Yes, being a mother of a soldier carries with it one other element that I might not have mentioned – we stare at other soldiers as we think of our son. We look at their boots and their berets. Today, as we returned from our vacation up north, we stopped at the “favorite family pit stop” – a lone diner/shop in the Jordan Valley that welcomes you, provides relatively clean bathrooms and a nice place to just stretch your legs.

It’s a familiy favorite we call the “tank place” because it has the remnants of an old gutted tank set up for kids to climb in and around as parents relax over coffee or ice cream or just a bottle of cold water. For religious Jews, it’s also a great place to “grab a minyan”. For the uninitiated, this means finding a quorum of 10 men to pray together, elevating the individual prayers said three times a day to a higher community level. It always amazes me that the owners of the store have no problem with this and readily surrender various areas of their property to groups of men who stand, face south towards Jerusalem, and pray.

Today, on our way back from our vacation up north, we again stopped. This time, it was in the last few moments when the afternoon (or mincha) service can be said. My husband, sons, son-in-law and his brother got out of the car and went in search of six others. Just as we arrived, a bus pulled in and the passengers were given “1o minutes” to go to the bathroom, buy some refreshments, and get back on the bus.

A few soldiers were on the bus, including one with black boots and the turquoise beret of the artillery division. I debated with myself, told myself to just be quiet, and then listened in surprise when my mouth refused my brain’s command. Clearly, my heart had taken over, thought by brain in disgust.

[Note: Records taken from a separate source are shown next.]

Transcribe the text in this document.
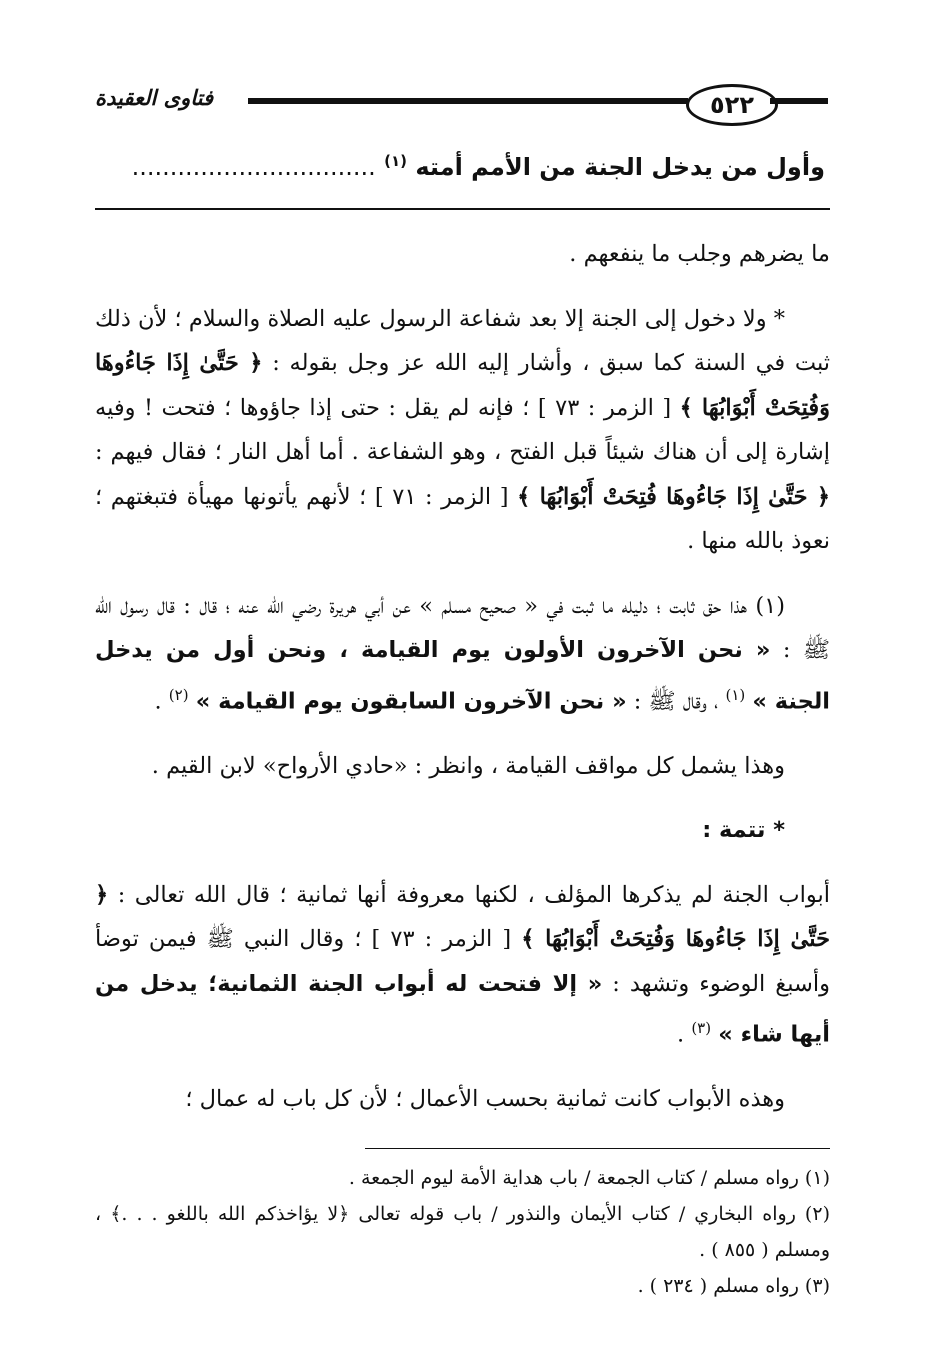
فتاوى العقيدة	٥٢٢
وأول من يدخل الجنة من الأمم أمته $^{(١)}$ ................................

ما يضرهم وجلب ما ينفعهم .

* ولا دخول إلى الجنة إلا بعد شفاعة الرسول عليه الصلاة والسلام ؛ لأن ذلك ثبت في السنة كما سبق ، وأشار إليه الله عز وجل بقوله : ﴿ حَتَّىٰ إِذَا جَاءُوهَا وَفُتِحَتْ أَبْوَابُهَا ﴾ [ الزمر : ٧٣ ] ؛ فإنه لم يقل : حتى إذا جاؤوها ؛ فتحت ! وفيه إشارة إلى أن هناك شيئاً قبل الفتح ، وهو الشفاعة . أما أهل النار ؛ فقال فيهم : ﴿ حَتَّىٰ إِذَا جَاءُوهَا فُتِحَتْ أَبْوَابُهَا ﴾ [ الزمر : ٧١ ] ؛ لأنهم يأتونها مهيأة فتبغتهم ؛ نعوذ بالله منها .

(١) هذا حق ثابت ؛ دليله ما ثبت في « صحيح مسلم » عن أبي هريرة رضي الله عنه ؛ قال : قال رسول الله ﷺ : « نحن الآخرون الأولون يوم القيامة ، ونحن أول من يدخل الجنة » $^{(١)}$ ، وقال ﷺ : « نحن الآخرون السابقون يوم القيامة » $^{(٢)}$ .

وهذا يشمل كل مواقف القيامة ، وانظر : «حادي الأرواح» لابن القيم .

* تتمة :

أبواب الجنة لم يذكرها المؤلف ، لكنها معروفة أنها ثمانية ؛ قال الله تعالى : ﴿ حَتَّىٰ إِذَا جَاءُوهَا وَفُتِحَتْ أَبْوَابُهَا ﴾ [ الزمر : ٧٣ ] ؛ وقال النبي ﷺ فيمن توضأ وأسبغ الوضوء وتشهد : « إلا فتحت له أبواب الجنة الثمانية؛ يدخل من أيها شاء » $^{(٣)}$ .

وهذه الأبواب كانت ثمانية بحسب الأعمال ؛ لأن كل باب له عمال ؛

(١) رواه مسلم / كتاب الجمعة / باب هداية الأمة ليوم الجمعة .

(٢) رواه البخاري / كتاب الأيمان والنذور / باب قوله تعالى ﴿لا يؤاخذكم الله باللغو . . .﴾ ، ومسلم ( ٨٥٥ ) .

(٣) رواه مسلم ( ٢٣٤ ) .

“What unit are you in?” I heard myself ask and watched at least one of my children cringe. “There she goes again,” they must have been thinking. “Couldn’t anyone have stopped her?” To be fair, the soldier didn’t cringe, didn’t even hesitate. He told me the unit number and, as if that wasn’t bad enough, my mouth just continued, “my son is in…” and there it went – name and number of the unit. The soldier knew immediately the number, based on my having said the name, and quickly pointed out that he is involved in armaments, not cannons, whatever that means.

No, I didn’t bother mentioning Elie’s name, that would have been just beyond embarrassing. There’s no way he would know Elie. He’s in a different g’dud (battalion…was that the translation?….well, a different group), not the same unit or task and not even stationed in the same area of the country. There are thousands, give or take, in artillery, many units and types of units. Israel’s Defense Forces are divided into (roughly): air force, tanks, ground forces, border guards, artillery – and maybe some others. That puts Elie in one huge group consisting of tens of thousands, if you include the reserves as well as the standing army. It was silly to have even approached the young man based solely on his being part of the same general classification.

And the very worst part of it all is that I know deep down, I’ll probably do the same thing again next time I see that combination – black boots and turquoise beret.

The one redeeming quality here is that hopefully I’ll forget to mention this to Elie. My brain is already threatening my heart with excommunication!

4 Comments on What G’dud Are You?

  1. My mom used to do the same thing. She’s over it now. It’s part of life here.

  2. as far as my israeli friends are concerned its not even only a mom-thing. she too couldn’t keep herself from interogationg every soldier that wore the combination of her unit ^^

  3. Are you kidding? My husband was in tanks, about a million years ago. He still volunteers – but in the Army Spokesman’s Unit. Let someone mention they serve in the tanks and I’m right there. “Hey! My husband was in tanks.” I get choked up when I hear the old OLD song, “Hu Rak Shiryonair” (He’s just a guy from the armored corps).

    It’s all part of being a part of our nation.

  4. Okay, I’m a newbie. But I can’t see why your questions should bother anyone but your kids. (EVERYTHING we do, especially if it has the vaguest whiff of the emotional, bothers our kids. They’ll get over it.) How do we touch our children, when they are far away? By touching the hearts and lives of other children, who remind us in some way of our own.

    And guess what? I’ll bet the reciprocal is also true: How does the soldier get a taste of home? By exchanging a few words with someone else’s proud mom.

    Just for a moment, we fill a need for each other.